The main impression of many attendees at the UN climate change conference in Copenhagen is just how poorly organized it all is. The check in time for non-governmental delegates (like Heritage’s attendees) on December 14 was over 8 hours.  Hundreds had to wait for hours outside, where global warming has had no apparent impact on December Copenhagen temperatures, and many never even got in.

Mind you, this conference was two years in the making, and these delegates had already gone through a time-consuming application process in the months before the conference.

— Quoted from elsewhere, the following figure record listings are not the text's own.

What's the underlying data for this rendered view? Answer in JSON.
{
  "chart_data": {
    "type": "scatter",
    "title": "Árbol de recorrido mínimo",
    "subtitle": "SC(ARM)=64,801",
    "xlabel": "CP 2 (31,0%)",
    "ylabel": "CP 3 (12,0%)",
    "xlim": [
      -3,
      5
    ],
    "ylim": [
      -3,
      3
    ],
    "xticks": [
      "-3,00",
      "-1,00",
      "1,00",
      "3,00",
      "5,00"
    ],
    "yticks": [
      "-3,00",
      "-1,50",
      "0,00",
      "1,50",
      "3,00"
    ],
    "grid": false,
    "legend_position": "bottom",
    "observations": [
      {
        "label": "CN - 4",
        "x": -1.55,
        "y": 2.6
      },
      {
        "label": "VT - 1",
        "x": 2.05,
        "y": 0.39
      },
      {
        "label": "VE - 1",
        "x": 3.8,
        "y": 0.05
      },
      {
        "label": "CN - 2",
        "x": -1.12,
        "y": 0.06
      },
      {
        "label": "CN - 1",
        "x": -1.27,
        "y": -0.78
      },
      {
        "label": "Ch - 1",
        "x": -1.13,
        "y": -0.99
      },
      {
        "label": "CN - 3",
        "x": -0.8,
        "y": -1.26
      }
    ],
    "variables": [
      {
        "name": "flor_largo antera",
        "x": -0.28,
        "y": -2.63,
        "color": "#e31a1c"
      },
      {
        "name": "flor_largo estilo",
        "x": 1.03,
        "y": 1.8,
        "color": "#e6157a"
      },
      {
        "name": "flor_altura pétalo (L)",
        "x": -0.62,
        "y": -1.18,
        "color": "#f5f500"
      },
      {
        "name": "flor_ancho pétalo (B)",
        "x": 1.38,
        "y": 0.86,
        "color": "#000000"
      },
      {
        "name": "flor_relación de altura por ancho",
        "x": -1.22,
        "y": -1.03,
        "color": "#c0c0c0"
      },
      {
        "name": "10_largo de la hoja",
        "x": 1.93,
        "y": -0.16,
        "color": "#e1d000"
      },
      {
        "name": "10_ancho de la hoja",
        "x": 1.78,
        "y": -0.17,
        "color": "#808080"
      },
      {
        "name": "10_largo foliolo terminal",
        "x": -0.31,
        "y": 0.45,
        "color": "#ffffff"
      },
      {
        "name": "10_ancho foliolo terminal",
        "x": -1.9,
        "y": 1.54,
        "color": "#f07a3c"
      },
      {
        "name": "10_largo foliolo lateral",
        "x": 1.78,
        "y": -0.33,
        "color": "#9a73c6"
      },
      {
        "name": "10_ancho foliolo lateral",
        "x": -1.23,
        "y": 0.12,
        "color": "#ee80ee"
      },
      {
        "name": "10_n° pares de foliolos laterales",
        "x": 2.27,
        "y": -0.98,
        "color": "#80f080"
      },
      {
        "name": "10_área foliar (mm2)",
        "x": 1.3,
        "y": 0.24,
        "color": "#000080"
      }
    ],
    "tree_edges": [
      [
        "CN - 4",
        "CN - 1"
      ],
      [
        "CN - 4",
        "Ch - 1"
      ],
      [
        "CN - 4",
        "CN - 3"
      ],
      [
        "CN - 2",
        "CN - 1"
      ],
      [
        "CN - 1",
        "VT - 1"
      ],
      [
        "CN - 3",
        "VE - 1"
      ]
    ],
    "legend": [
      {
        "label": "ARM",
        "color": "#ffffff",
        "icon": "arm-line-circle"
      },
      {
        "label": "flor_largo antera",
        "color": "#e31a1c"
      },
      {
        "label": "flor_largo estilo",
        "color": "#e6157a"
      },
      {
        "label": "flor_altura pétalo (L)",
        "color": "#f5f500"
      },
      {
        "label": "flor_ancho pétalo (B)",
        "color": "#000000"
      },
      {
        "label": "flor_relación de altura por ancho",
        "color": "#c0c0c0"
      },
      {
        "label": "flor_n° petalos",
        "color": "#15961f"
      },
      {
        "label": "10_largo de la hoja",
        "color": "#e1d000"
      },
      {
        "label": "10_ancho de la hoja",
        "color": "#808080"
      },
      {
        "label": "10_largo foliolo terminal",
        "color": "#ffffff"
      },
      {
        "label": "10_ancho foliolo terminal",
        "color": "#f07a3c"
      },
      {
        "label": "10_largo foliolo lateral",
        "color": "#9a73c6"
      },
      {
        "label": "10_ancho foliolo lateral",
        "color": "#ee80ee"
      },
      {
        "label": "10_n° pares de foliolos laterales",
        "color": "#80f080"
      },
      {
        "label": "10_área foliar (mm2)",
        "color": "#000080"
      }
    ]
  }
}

Worse, the conference is less well attended than anticipated earlier this year, when expectations were higher for a major deal.

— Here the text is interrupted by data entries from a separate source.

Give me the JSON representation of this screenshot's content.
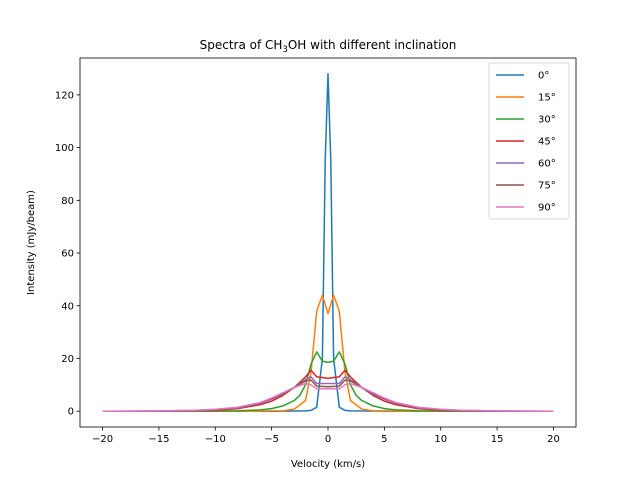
{
  "chart_data": {
    "type": "line",
    "title": "Spectra of CH₃OH with different inclination",
    "xlabel": "Velocity (km/s)",
    "ylabel": "Intensity (mJy/beam)",
    "xlim": [
      -22,
      22
    ],
    "ylim": [
      -6,
      134
    ],
    "xticks": [
      -20,
      -15,
      -10,
      -5,
      0,
      5,
      10,
      15,
      20
    ],
    "xtick_labels": [
      "−20",
      "−15",
      "−10",
      "−5",
      "0",
      "5",
      "10",
      "15",
      "20"
    ],
    "yticks": [
      0,
      20,
      40,
      60,
      80,
      100,
      120
    ],
    "ytick_labels": [
      "0",
      "20",
      "40",
      "60",
      "80",
      "100",
      "120"
    ],
    "grid": false,
    "legend_position": "top-right",
    "series": [
      {
        "name": "0°",
        "color": "#1f77b4",
        "x": [
          -20,
          -10,
          -5,
          -2,
          -1.5,
          -1,
          -0.5,
          -0.25,
          0,
          0.25,
          0.5,
          1,
          1.5,
          2,
          5,
          10,
          20
        ],
        "y": [
          0,
          0,
          0,
          0.1,
          0.3,
          1.5,
          20,
          95,
          128,
          95,
          20,
          1.5,
          0.3,
          0.1,
          0,
          0,
          0
        ]
      },
      {
        "name": "15°",
        "color": "#ff7f0e",
        "x": [
          -20,
          -10,
          -7,
          -5,
          -4,
          -3,
          -2,
          -1.5,
          -1,
          -0.5,
          0,
          0.5,
          1,
          1.5,
          2,
          3,
          4,
          5,
          7,
          10,
          20
        ],
        "y": [
          0,
          0,
          0,
          0.1,
          0.2,
          0.8,
          4,
          15,
          38,
          44,
          37,
          44,
          38,
          15,
          4,
          0.8,
          0.2,
          0.1,
          0,
          0,
          0
        ]
      },
      {
        "name": "30°",
        "color": "#2ca02c",
        "x": [
          -20,
          -12,
          -8,
          -6,
          -5,
          -4,
          -3,
          -2.5,
          -2,
          -1.5,
          -1,
          -0.5,
          0,
          0.5,
          1,
          1.5,
          2,
          2.5,
          3,
          4,
          5,
          6,
          8,
          12,
          20
        ],
        "y": [
          0,
          0,
          0.2,
          0.5,
          1,
          2,
          4,
          6,
          10,
          18,
          22.5,
          19,
          18.5,
          19,
          22.5,
          18,
          10,
          6,
          4,
          2,
          1,
          0.5,
          0.2,
          0,
          0
        ]
      },
      {
        "name": "45°",
        "color": "#d62728",
        "x": [
          -20,
          -15,
          -12,
          -10,
          -8,
          -6,
          -5,
          -4,
          -3,
          -2,
          -1.5,
          -1,
          0,
          1,
          1.5,
          2,
          3,
          4,
          5,
          6,
          8,
          10,
          12,
          15,
          20
        ],
        "y": [
          0,
          0,
          0.1,
          0.3,
          1,
          2.5,
          3.8,
          6,
          9,
          13,
          15.5,
          13,
          12.5,
          13,
          15.5,
          13,
          9,
          6,
          3.8,
          2.5,
          1,
          0.3,
          0.1,
          0,
          0
        ]
      },
      {
        "name": "60°",
        "color": "#9467bd",
        "x": [
          -20,
          -15,
          -12,
          -10,
          -8,
          -6,
          -5,
          -4,
          -3,
          -2,
          -1.5,
          -1,
          0,
          1,
          1.5,
          2,
          3,
          4,
          5,
          6,
          8,
          10,
          12,
          15,
          20
        ],
        "y": [
          0,
          0,
          0.2,
          0.5,
          1.2,
          3,
          4.5,
          6.5,
          9,
          12,
          13,
          10.5,
          10.5,
          10.5,
          13,
          12,
          9,
          6.5,
          4.5,
          3,
          1.2,
          0.5,
          0.2,
          0,
          0
        ]
      },
      {
        "name": "75°",
        "color": "#8c564b",
        "x": [
          -20,
          -15,
          -12,
          -10,
          -8,
          -6,
          -5,
          -4,
          -3,
          -2,
          -1.5,
          -1,
          0,
          1,
          1.5,
          2,
          3,
          4,
          5,
          6,
          8,
          10,
          12,
          15,
          20
        ],
        "y": [
          0,
          0.1,
          0.3,
          0.6,
          1.4,
          3.2,
          4.8,
          6.8,
          9,
          11.5,
          11.8,
          9.5,
          9.3,
          9.5,
          11.8,
          11.5,
          9,
          6.8,
          4.8,
          3.2,
          1.4,
          0.6,
          0.3,
          0.1,
          0
        ]
      },
      {
        "name": "90°",
        "color": "#e377c2",
        "x": [
          -20,
          -15,
          -12,
          -10,
          -8,
          -6,
          -5,
          -4,
          -3,
          -2,
          -1.5,
          -1,
          0,
          1,
          1.5,
          2,
          3,
          4,
          5,
          6,
          8,
          10,
          12,
          15,
          20
        ],
        "y": [
          0,
          0.1,
          0.3,
          0.7,
          1.5,
          3.3,
          5,
          7,
          9,
          10.5,
          10,
          8.5,
          8.5,
          8.5,
          10,
          10.5,
          9,
          7,
          5,
          3.3,
          1.5,
          0.7,
          0.3,
          0.1,
          0
        ]
      }
    ]
  }
}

The UN is doing a terrible job handing this conference – and now it wants to all but run the U.S. and world economies.

The latest proposal calls for a 25 to 40 percent emissions cut from the U.S. and other developed nations by 2020 based on a 1990 baseline, much more stringent than the 17 percent based on a 2005 baseline in the House Waxman-Markey bill and offered up by President Obama as an initial position at Copenhagen. It would be a massive energy tax, and an energy tax administered at least in part by UN bureaucrats. Those same bureaucrats that left hundreds if delegates in the cold are certainly capable of leaving the economy in the cold as well.